1. Field of the Invention
The present invention relates to a contactless power receiving unit employed to obtain necessary power in various electronic devices such as a mobile phone and a personal computer.
2. Description of the Related Art
Various contactless charging units are disclosed in Published PCT application No. JP2005-525705, Japanese Patent Application Publication No. 2006-333557, Japanese Patent Application Publication No. 2005-354197, and the like. Japanese Patent Application Publication No. 2005-354197 discloses a technique of transmitting energy from a primary side power supply unit to a secondary side power receiving unit by a parallel rotating magnetic field.
In a contactless power receiving unit shown in FIG. 12, power supply unit 8 includes AC power source 81, phase control circuit 82, and two power transmitting coils 83. Phase control circuit 82 is configured to divide an AC current provided from AC power source 81 into two current components having a phase difference of 90° from each other. The two components are respectively supplied to two power transmitting coils 83, which thereby cause magnetic fields Bx and By respectively, having a phase difference of 90° from each other. Two power transmitting coils 83 are arranged such that coil axes thereof are orthogonal to each other.
Meanwhile, power receiving unit 9 includes power receiving coil 91 and rectifier circuit 92. Power receiving coil 91 is configured to receive a parallel rotating magnetic field generated in power supply unit 8, and rectifier circuit 92 rectifies the AC power received by power receiving coil 91. The DC power outputted from rectifier circuit 92 is supplied to load 93.
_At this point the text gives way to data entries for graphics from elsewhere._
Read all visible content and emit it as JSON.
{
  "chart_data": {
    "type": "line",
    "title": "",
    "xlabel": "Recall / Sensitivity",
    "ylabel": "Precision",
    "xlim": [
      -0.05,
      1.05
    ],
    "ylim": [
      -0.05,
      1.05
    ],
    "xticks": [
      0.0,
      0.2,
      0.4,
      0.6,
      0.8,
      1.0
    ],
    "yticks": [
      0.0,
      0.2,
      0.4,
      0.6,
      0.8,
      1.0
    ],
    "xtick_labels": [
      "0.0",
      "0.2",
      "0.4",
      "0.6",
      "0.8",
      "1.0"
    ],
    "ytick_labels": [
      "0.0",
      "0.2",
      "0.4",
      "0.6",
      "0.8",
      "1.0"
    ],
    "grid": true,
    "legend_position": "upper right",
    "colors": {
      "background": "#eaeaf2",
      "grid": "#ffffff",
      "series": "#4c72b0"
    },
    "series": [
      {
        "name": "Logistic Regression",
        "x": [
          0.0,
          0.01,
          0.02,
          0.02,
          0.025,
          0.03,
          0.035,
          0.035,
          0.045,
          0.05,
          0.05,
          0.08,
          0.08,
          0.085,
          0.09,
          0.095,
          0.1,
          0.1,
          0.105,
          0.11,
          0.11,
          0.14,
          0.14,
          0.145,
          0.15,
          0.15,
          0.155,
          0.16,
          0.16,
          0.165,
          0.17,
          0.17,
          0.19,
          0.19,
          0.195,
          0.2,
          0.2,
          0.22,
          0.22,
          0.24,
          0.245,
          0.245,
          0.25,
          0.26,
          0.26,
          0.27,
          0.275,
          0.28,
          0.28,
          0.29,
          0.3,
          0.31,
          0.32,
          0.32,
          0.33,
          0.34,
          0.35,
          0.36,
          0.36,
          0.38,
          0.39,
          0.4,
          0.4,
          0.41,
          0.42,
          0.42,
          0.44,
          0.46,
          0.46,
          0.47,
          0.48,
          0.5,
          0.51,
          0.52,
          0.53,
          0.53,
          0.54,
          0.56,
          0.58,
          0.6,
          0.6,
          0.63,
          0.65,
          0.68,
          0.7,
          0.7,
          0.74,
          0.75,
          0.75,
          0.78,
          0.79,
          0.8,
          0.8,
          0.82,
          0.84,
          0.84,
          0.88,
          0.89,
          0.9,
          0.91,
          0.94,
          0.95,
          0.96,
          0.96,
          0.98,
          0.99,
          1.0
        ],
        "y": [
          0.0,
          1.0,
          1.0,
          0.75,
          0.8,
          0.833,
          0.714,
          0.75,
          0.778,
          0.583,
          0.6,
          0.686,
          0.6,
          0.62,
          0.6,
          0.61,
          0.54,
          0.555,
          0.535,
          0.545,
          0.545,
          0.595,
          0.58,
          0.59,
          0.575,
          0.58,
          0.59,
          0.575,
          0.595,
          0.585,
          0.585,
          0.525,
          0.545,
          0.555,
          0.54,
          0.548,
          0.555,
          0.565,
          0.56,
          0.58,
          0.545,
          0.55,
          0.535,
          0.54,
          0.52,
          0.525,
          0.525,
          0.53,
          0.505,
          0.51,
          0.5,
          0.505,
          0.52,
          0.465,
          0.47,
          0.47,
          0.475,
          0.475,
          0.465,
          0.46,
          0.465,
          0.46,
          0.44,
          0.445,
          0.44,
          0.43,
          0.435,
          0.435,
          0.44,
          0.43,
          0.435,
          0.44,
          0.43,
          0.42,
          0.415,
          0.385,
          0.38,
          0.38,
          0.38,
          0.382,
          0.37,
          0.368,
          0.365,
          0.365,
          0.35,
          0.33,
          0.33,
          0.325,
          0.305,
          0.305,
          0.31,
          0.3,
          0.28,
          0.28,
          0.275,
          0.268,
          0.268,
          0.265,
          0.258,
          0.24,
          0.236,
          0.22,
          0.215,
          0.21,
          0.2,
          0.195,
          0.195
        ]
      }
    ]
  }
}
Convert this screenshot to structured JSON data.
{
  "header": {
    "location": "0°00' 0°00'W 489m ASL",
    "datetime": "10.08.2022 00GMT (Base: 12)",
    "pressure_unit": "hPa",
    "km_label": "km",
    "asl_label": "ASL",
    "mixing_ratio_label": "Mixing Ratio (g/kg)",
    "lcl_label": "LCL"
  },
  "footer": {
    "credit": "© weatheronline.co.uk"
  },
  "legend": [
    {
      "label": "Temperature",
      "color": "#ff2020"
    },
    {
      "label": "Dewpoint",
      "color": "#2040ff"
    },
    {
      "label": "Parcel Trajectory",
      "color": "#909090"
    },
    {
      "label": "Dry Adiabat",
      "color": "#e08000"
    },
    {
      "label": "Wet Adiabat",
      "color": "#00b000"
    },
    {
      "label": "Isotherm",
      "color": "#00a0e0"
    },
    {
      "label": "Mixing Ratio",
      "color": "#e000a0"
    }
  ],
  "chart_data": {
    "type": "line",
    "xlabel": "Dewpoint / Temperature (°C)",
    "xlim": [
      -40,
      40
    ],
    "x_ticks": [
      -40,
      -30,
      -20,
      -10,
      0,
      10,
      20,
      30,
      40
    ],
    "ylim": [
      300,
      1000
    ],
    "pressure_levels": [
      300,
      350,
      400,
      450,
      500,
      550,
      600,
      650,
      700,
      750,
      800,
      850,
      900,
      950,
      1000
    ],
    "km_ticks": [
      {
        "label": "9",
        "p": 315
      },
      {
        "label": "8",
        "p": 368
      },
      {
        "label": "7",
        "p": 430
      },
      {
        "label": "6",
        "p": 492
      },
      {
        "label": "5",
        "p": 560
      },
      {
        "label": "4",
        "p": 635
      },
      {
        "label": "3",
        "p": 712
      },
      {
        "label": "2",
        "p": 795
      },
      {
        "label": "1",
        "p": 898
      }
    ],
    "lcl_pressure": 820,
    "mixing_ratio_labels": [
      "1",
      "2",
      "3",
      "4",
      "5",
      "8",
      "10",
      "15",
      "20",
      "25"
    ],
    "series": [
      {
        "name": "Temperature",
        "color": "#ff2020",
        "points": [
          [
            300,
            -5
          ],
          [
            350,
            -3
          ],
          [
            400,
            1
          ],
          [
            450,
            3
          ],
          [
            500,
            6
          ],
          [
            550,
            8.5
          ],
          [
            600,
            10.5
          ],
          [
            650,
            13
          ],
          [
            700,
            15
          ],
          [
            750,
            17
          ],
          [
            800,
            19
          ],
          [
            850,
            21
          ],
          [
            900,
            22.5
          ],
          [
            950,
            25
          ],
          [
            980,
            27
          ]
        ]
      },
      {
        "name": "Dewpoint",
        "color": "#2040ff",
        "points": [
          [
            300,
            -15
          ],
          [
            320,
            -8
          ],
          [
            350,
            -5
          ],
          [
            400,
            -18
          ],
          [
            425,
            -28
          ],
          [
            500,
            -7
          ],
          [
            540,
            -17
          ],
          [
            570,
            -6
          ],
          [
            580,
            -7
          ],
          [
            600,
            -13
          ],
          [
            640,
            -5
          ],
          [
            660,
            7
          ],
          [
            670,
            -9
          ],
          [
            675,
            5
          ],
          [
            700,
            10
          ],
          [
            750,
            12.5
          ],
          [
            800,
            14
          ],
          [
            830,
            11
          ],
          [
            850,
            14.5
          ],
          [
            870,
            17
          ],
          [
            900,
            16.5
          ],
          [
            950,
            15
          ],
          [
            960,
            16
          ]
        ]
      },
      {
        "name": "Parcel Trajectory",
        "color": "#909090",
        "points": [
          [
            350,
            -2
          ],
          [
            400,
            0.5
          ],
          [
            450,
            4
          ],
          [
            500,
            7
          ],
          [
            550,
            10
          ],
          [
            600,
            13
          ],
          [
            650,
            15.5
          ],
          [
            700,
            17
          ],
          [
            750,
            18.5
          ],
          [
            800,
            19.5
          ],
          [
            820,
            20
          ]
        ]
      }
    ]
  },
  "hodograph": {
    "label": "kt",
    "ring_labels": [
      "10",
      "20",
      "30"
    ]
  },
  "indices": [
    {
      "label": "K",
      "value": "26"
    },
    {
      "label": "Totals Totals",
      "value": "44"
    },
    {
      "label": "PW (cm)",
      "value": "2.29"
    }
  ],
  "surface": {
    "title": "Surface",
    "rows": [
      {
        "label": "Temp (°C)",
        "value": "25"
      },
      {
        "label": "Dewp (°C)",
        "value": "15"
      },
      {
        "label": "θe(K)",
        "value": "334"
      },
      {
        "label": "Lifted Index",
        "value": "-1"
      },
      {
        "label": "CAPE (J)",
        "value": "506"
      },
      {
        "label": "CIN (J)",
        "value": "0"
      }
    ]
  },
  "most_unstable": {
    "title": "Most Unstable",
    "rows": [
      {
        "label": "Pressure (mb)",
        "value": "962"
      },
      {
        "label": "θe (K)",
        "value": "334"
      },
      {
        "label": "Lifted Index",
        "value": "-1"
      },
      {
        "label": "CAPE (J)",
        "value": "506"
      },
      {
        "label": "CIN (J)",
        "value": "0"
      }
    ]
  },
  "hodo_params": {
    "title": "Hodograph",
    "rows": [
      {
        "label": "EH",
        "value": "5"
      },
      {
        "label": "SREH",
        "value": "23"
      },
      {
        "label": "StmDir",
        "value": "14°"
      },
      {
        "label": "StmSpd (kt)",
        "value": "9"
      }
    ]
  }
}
Each of power transmitting coils 83 of power supply unit 8 is configured of multiple rows of conductor wires 14 running parallel on a plane as shown in FIG. 11A, and currents flow in the same direction in these conductor wires 14. With this configuration, a magnetic field is formed so as to surround each conductor wire 14 as shown in FIG. 11B, and magnetic fields of each conductor wire 14 counteract each other between two adjacent conductor wires 14. As a result, parallel magnetic fields are formed to be parallel to a plane in which multiple conductor wires 14 are arranged, as shown in FIG. 1C.
Thereafter, two power transmitting coils 83 are arranged orthogonal to each other, while currents are supplied to two power transmitting coils 83 with 90° phase difference. In this way, the two parallel magnetic fields formed by power transmitting coils 83 are synthesized with each other to form a parallel rotating magnetic field that rotates on the aforementioned plane.
Above-mentioned power supply unit 8 is included in charging pad 80 shown in each of FIGS. 13A and 13B, for example. When power receiving unit 9 is placed on charging pad 80, parallel rotating magnetic field B generated by power supply unit 8 acts upon power receiving coil 91, so that induced electromotive force is generated in this power receiving coil 91. Here, parallel rotating magnetic field B rotates within a plane parallel to charging pad 80. Accordingly, even if power receiving coil 91a is placed on charging pad 80 so as to be rotated by an angle θ, the magnetic field B eventually acts perpendicularly upon power receiving coil 91a by rotation as shown in FIG. 13B. Hence, power can be received regardless of the orientation that power receiving coil 91 is placed.
However, this type of charging unit requires phase control circuit 82 in power supply unit 8 as shown in FIG. 12. Phase control circuit 82 is configured of multiple active circuit elements, which leads to a problem of complication in the circuit configuration.
Moreover, in the case where power receiving coil 91 of power receiving unit rotates by an angle θ, the phase of the amplitude of the voltage induced to power receiving coil 91a is delayed (or preceded, depending on conditions) by θ, as shown by a broken line in FIG. 14. This causes a problem of a difference in charged amounts at arbitrary time points, due to a difference in the amount of induced voltages at the arbitrary time points, depending on the orientation of power receiving coil 91a.